Bitcoin's recent price movements have brought attention to the $84,000 range, where a significant amount of buying activity was recorded. This zone may now act as a key support level as traders assess whether the market has formed a new base.
Heavy Accumulation Around $84,400
Data from Glassnode, as shared by analyst Ali Martinez, indicates that 300,648 BTC were acquired between $84,375 and $84,635 as of December 3, 2025. This price range experienced the highest concentration of accumulation during the recent market pullback, establishing it as a clear area of interest for long-term holders.
300,648 Bitcoin $BTC were accumulated around $84,400, making it a significant support level. pic.twitter.com/i9FAqEpHMI
— Ali (@ali_charts) December 5, 2025
Earlier this week, Bitcoin experienced a dip below $84,000 following a sharp decline, but it subsequently recovered. As of the current press time, BTC is trading around $91,300, reflecting a 2% decrease over the past 24 hours, although it has seen a slight increase over the past week.
In parallel, the Long-Term Holder SOPR (30-day average) is currently situated at 1.40, according to on-chain data. A SOPR value above 1 signifies that long-term holders are selling their coins at a profit. Typically, SOPR tends to fall below 1 during accumulation phases and hovers near 0.50 during deeper cycle lows. Ali Martinez stated in a related analysis,
“Dollar-cost averaging makes sense when SOPR drops below 1.”
Given that SOPR is currently at elevated levels, the data suggests the market is in a profit-taking phase rather than a period of heavy accumulation.

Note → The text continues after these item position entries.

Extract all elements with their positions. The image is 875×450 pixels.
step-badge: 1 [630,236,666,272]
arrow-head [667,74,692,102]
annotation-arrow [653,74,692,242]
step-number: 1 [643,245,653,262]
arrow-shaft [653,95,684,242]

Trendline Rejection and $80,000 Support in Focus
Bitcoin experienced its most significant pullback of the year, declining over 36% after being rejected by a long-term trendline, as noted by analyst Rekt Capital. Previous rejections from this same trendline resulted in corrections of 32% and 14%, underscoring the strength of this resistance level.
Price support around the $80,000 mark has been tested and held on multiple occasions. Historically, rebounds from this area have led to gains of 31% and 48%, although the current recovery from this level has only reached 15%. Rekt Capital has observed that if this recent bounce remains limited in scope, it could indicate a weakening of the $80,000 support area.
Double Barrier Ahead: Trendline and Fair Value Gap
Chart analysis provided by Titan of Crypto reveals that Bitcoin is currently confronting a "double barrier." This consists of the 3-year ascending trendline and a weekly bearish Fair Value Gap (FVG). The current price of Bitcoin is positioned below both of these levels.
This combined zone now functions as resistance. For bulls to regain upward momentum, they will need to successfully push through the trendline and close the FVG.
“This is where bulls need to show strength,” Titan commented.
CryptoPotato reported that recent price actions and market indicators might suggest that Bitcoin is approaching the lower end of its current cycle range. Traders are actively monitoring the $93,500 resistance level, which has been tested repeatedly in recent trading sessions, making it a critical area to watch for a potential breakout or reversal.